Lorsqu’elle ouvrit la portière, elle fut accueillie par le vent salé. Puis elle gravit les trois marches menant au porche du bar.
Cam avait les cheveux ébouriffés, et le regard serein. Une manche de son T-shirt noir était relevée sur son épaule. Luce admira la rondeur lisse de son biceps. Elle toucha la chaîne en or qui se trouvait dans sa poche. « N’oublie pas pourquoi tu es venue », songea-t-elle.
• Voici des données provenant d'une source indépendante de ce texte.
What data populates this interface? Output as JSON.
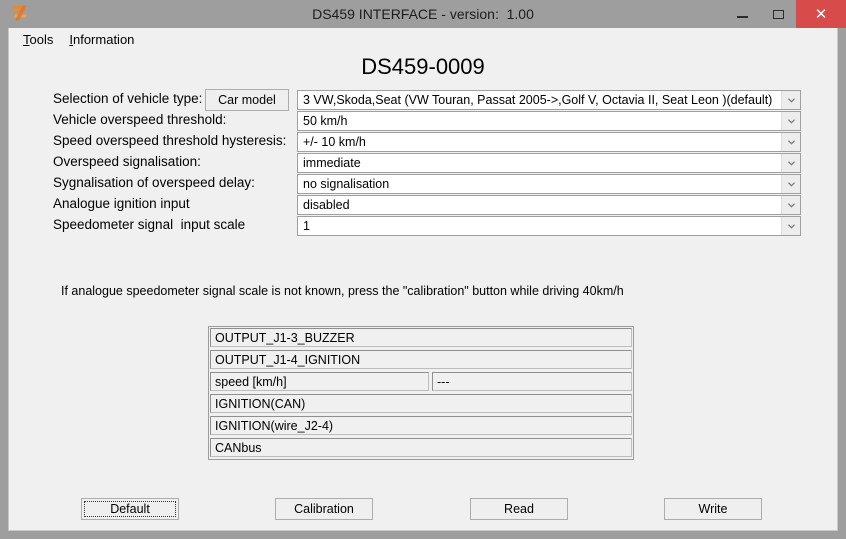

Le visage de Cam ne portait aucune trace de la bagarre de la veille, ce qui incita la jeune fille à se demander si c’était aussi le cas de Daniel.
Le jeune homme posa sur elle un regard interrogateur et s’humecta la lèvre inférieure.
— J’étais en train de calculer de combien de verres de consolation j’aurais besoin si tu me posais un lapin, déclara-t-il en ouvrant les bras.
Luce accepta son étreinte. Il était difficile de dire non à Cam, même quand on ne savait pas exactement ce qu’il voulait.
— Je ne te poserais jamais un lapin, lui assura-t-elle.
Elle s’en voulut aussitôt. Elle avait dit cela par devoir, et non par romantisme, ce que Cam aurait préféré. Si elle était là, c’était uniquement pour lui annoncer qu’elle ne voulait pas sortir avec lui.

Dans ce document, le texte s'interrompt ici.